SERANG, RADARBANTEN.CO.ID – Isu pengembalian berkas seleksi Sekretaris Daerah (Sekda) Banten oleh Kementerian Dalam Negeri (Kemendagri) ditepis tegas oleh Gubernur Banten, Andra Soni. Ia memastikan bahwa informasi tersebut tidak benar dan merupakan hoaks.
“Gak ada itu (pengembalian berkas-red), baru kita anter, masa dibalikin. Saya pastikan itu hoax,” tegas Andra, saat ditemui di SMKN 1 Kota Serang, Senin, 16 Juni 2025.
Menanggapi kemunculan isu tersebut, Pengamat Pemerintahan Universitas Sultan Ageng Tirtayasa (Untirta), Ahmad Sururi, menilai beredarnya informasi hoaks ini mengindikasikan adanya persaingan tidak sehat dalam proses seleksi Sekda Banten.
“Munculnya isu-isu negatif belakangan ini yang tidak berdasarkan fakta dan mencoba memengaruhi proses seleksi jelas merugikan dan merusak citra Banten,” ujar Sururi.

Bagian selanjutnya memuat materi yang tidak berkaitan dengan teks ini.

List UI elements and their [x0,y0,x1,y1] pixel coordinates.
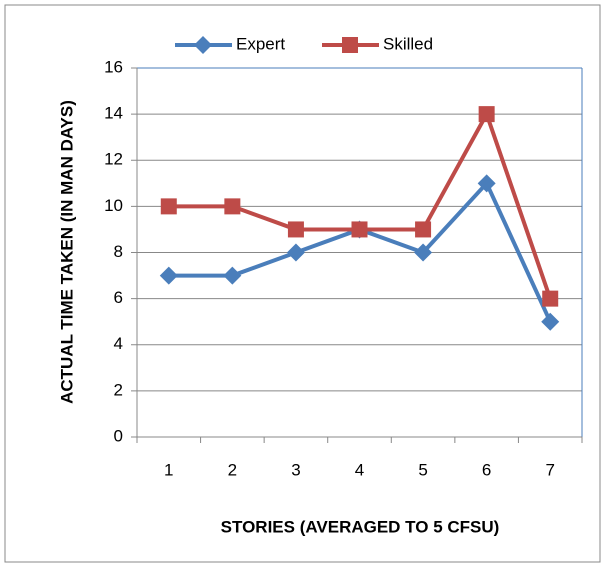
data-point [541,312,560,331]
x-tick-label: 2 [228,460,237,479]
y-tick-label: 2 [114,380,123,399]
legend-label: Expert [236,34,285,53]
data-point [224,198,241,215]
data-point [160,198,177,215]
data-point [286,243,305,262]
data-point [542,290,559,307]
y-axis-title: ACTUAL TIME TAKEN (IN MAN DAYS) [57,100,76,404]
data-point [159,266,178,285]
data-point [415,221,432,238]
data-point [477,174,496,193]
x-tick-label: 4 [355,460,364,479]
y-tick-label: 12 [104,150,123,169]
y-tick-label: 14 [104,104,123,123]
x-tick-label: 6 [482,460,491,479]
chart-border [4,4,601,563]
x-tick-label: 1 [164,460,173,479]
data-point [287,221,304,238]
legend-marker [342,37,358,53]
x-axis-title: STORIES (AVERAGED TO 5 CFSU) [221,517,500,536]
data-point [223,266,242,285]
x-tick-label: 3 [291,460,300,479]
legend-label: Skilled [383,34,433,53]
data-point [414,243,433,262]
y-tick-label: 16 [104,57,123,76]
y-tick-label: 4 [114,334,123,353]
y-tick-label: 6 [114,288,123,307]
data-point [478,106,495,123]
y-tick-label: 0 [114,426,123,445]
y-tick-label: 10 [104,196,123,215]
x-tick-label: 7 [545,460,554,479]
legend-marker [194,36,212,54]
y-tick-label: 8 [114,242,123,261]
data-point [351,221,368,238]
x-tick-label: 5 [418,460,427,479]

Ia menyoroti bahwa penyebaran kabar tidak benar yang menyudutkan panitia seleksi (Pansel) atau calon tertentu berpotensi mengganggu integritas proses yang sedang berjalan.

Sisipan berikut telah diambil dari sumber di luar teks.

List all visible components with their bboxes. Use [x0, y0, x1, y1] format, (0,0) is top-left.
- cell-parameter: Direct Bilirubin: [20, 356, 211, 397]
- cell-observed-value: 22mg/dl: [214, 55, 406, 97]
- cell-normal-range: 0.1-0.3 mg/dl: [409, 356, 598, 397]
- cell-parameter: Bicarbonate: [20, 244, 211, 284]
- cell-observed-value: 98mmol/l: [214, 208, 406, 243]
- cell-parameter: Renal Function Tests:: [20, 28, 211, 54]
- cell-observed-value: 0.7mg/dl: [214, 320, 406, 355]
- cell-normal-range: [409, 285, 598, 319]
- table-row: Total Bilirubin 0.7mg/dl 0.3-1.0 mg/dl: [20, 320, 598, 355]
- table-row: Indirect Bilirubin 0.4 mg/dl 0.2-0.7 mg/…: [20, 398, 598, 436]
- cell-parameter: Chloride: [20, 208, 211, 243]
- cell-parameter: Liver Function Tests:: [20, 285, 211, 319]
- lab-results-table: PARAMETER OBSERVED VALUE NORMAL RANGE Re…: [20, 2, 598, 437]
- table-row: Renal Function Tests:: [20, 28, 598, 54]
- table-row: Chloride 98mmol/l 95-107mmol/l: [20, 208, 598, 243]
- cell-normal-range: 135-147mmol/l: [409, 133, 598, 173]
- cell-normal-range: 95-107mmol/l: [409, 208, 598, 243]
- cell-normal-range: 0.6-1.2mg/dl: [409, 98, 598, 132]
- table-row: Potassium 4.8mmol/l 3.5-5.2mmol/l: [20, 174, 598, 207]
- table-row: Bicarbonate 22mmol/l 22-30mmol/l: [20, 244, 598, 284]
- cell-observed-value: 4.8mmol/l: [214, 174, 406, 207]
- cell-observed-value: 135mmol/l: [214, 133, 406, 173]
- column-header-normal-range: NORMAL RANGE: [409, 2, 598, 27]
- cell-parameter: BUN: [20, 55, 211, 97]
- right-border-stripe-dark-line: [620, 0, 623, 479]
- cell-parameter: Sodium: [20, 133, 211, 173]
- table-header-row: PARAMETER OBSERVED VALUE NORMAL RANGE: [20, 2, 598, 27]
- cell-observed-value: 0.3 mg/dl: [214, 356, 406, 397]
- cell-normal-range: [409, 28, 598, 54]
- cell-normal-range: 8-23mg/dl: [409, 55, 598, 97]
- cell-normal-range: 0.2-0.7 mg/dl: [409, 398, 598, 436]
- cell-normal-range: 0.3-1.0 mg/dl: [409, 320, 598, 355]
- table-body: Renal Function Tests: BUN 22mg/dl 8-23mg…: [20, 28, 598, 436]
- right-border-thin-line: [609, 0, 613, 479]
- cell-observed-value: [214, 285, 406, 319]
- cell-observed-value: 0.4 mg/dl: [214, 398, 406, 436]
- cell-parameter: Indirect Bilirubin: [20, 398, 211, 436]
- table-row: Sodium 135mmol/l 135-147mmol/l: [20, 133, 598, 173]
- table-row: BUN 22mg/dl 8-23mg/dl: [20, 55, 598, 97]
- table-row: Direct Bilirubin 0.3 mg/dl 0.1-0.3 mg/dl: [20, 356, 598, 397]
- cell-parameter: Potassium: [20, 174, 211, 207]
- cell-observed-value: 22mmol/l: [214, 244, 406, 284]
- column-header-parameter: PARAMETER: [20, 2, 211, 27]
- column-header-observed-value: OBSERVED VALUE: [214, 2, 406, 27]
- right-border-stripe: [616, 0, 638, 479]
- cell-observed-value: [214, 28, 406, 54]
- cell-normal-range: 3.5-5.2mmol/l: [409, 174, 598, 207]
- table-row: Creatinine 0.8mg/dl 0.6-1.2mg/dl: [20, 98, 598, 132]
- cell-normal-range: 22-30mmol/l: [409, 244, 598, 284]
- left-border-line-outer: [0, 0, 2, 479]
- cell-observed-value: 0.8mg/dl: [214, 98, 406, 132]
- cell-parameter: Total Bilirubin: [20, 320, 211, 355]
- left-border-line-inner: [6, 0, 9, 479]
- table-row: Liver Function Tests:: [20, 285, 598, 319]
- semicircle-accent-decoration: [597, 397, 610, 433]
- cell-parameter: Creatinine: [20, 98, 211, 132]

“Mendiskreditkan Pansel Sekda Banten dengan menyebarkan informasi bahwa Kemendagri mengembalikan pengajuan seleksi adalah tidak benar dan tidak terverifikasi,” tegasnya.
Sururi juga menegaskan pentingnya kepercayaan terhadap integritas dan profesionalisme panitia seleksi yang bertugas menjalankan proses administrasi secara objektif dan tanpa intervensi politik.
“Kita percaya integritas dan kompetensi Pansel Sekda Banten dalam menjalankan tugas-tugas administratif tanpa ada intervensi politis,” tambahnya.
Ia mengimbau seluruh pihak untuk lebih bijak dan bertanggung jawab dalam menyikapi isu-isu sensitif seperti ini.
“Ini penting sehingga semua pihak diharapkan tidak gegabah berkomentar di media,” tandas Sururi.
Isu hoaks yang berkembang belakangan ini dinilai tidak hanya berpotensi menyesatkan publik, tetapi juga mencederai upaya pemerintah dalam mewujudkan birokrasi yang bersih dan profesional.